The case was dealt originally by a Court of First Instance in Bilbao -and later the Appeal Court in the same city- as all loans were granted at a local notary, and the representatives of the lender, SL Mortgage Funding nº1 Limited (SLMF), were also based in the Basque city, according to Lawbird Legal Services SLP.

These loans were sold to attain a reduction in potential inheritance tax, as mortgages would reduce the taxable value of the property, but also -in some cases- to supplement the modest pensions received by the owners of the properties.

SL Mortgage Funding nº1 Limited (SLMF), based in Chester (UK), had not applied for the necessary regulatory permits to legally raise funds from the public and provide an investment service – activities reserved and regulated by the Bank of Spain and the CNMV (financial regulator).  Despite this, SLMF would lend but at the same time retain most of the proceeds of the loan, which would then be invested in speculative products with The Premiere Group, in the Isle of Man.

According to the lawyer Luis Gonzalez of Lawbird Legal Services SLP, working on behalf of the claimants, the ruling confirms that operating in breach of mandatory banking and financial regulations makes the offender a ‘boiler room’, even if the company was legally operating in its own country. It also allows the victims to “end the nightmare” which has blighted them and their families for the best party of 15 years.

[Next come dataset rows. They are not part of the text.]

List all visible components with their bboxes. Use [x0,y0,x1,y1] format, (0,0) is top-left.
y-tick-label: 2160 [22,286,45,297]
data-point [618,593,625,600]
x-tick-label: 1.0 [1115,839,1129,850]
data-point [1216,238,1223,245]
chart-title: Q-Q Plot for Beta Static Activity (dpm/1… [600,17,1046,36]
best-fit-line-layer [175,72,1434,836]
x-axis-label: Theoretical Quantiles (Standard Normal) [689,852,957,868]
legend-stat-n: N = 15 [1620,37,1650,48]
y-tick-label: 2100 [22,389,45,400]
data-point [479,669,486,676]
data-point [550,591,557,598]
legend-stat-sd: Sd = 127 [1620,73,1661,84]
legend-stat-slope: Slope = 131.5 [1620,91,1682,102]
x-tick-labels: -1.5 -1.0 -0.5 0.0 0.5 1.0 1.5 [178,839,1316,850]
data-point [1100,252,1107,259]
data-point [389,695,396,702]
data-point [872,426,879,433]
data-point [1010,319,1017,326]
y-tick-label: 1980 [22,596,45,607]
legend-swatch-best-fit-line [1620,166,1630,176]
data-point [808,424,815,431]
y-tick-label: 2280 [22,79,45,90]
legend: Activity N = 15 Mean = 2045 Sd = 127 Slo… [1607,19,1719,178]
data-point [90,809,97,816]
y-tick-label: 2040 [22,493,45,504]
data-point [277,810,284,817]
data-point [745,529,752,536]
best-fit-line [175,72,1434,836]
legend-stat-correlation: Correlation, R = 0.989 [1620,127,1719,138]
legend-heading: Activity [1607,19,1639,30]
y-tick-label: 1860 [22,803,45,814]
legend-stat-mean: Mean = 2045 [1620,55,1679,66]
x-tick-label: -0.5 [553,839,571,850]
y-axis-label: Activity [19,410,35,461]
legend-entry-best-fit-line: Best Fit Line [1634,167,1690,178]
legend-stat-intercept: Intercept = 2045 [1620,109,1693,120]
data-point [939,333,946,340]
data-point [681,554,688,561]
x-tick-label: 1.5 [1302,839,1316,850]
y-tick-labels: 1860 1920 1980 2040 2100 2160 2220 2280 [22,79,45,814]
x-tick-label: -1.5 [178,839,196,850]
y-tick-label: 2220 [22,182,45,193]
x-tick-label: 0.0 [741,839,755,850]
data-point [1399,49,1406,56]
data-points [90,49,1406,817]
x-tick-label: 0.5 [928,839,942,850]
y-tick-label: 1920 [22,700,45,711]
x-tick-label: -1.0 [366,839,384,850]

The Supreme Court establishes another important factual point: that SLM was indeed an investment services’ company because “the combination of a loan and its application to an investment fund is a financial instrument of those listed on article 2 of the Stock Exchange Act”, being immaterial if claimants had or not sued related investment companies since who really managed the fund was SLM, and those investment companies were nothing but agents acting for and on behalf of SLM.

Finally, the Supreme Court determines that SLM operated as a Collective Investment Fund since they a) raised funds from the public, b) invested those funds in an investment scheme and c) subjected the distribution of profits to the outcome of the fund.

The sale of this product was conducted via commission-earning financial advisory firms (Hamiltons Financial Services, Henry Woods Investment Management, and others), based in Estepona, Marbella and Fuengirola. SLMF also recommended a network of lawyers which would downplay the extent of the lack of licensing requirements of the bank and the product.

The Spanish Supreme Court has the ultimate appellate jurisdiction over all cases in Spain. This means that the dismissal of the appeal is the end of the process to have the “SITIRS” product reviewed judicially; the only exception to this rule is a very restrictive appeal to the Constitutional Tribunal in the event that the appellant could prove violation of fundamental rights and freedoms, a very unlikely scenario in a case involving a bank.